Now, contrast that with what is known about kratom and respiratory depression.

Direct kratom overdoses from the life threatening respiratory depression that usually occurs with opioid overdoses have not been reported. – Oliver Grundmann, Clinical Associate Professor of Medicinal Chemistry University of Florida via Vice’s article by Maia Svalavitz

Maia Svalavitz recently wrote an engaging piece about kratom last month just after New York, Florida and Georgia introduced legislation that proposed to ban kratom and make it a controlled substance. This would deny thousands of people access to a botanical that has been used for hundreds of years in Thailand without any fatalities from kratom toxicity. The only known cases where kratom has been alleged to be a the cause of death, other substances were found in the system of the person – usually an already controlled substance.

So, if all these controlled substances are causing 44 people a day to die in the United States, why are legislators trying to turn kratom into one? Banning another substance will not solve the addiction problem for those who struggle with Substance Use Disorders.
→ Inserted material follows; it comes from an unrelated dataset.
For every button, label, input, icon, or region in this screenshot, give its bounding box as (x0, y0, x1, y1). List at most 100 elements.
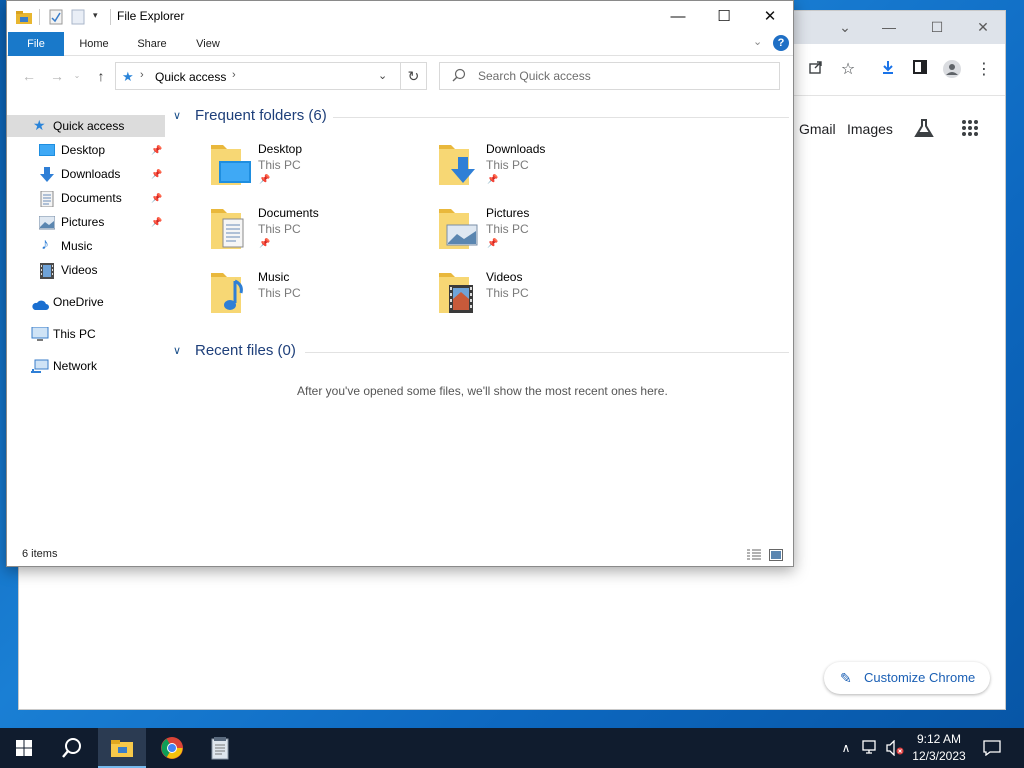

It seems as if America has fallen into an “Addiction Treatment Trap” according to Dr. Stanton Peele, whose work in the field of addiction challenges the mainstream theories of that are currently the accepted norm.

Peele recently stated in an article on The Fix that:

“Opioid deaths, along with the heroin epidemic—begin with painkillers. Not only are most deaths related to painkillers, but the standard heroin addiction narrative is that a person became addicted to a painkiller, like OxyContin, and then moved on to heroin because it was cheaper and easier to obtain, given restrictions placed on painkillers. Of course, given that opioid painkillers have been around for a century (oxycodone was synthesized in 1916), why do we have our current epidemic? Is it because we don’t have enough addiction treatment programs?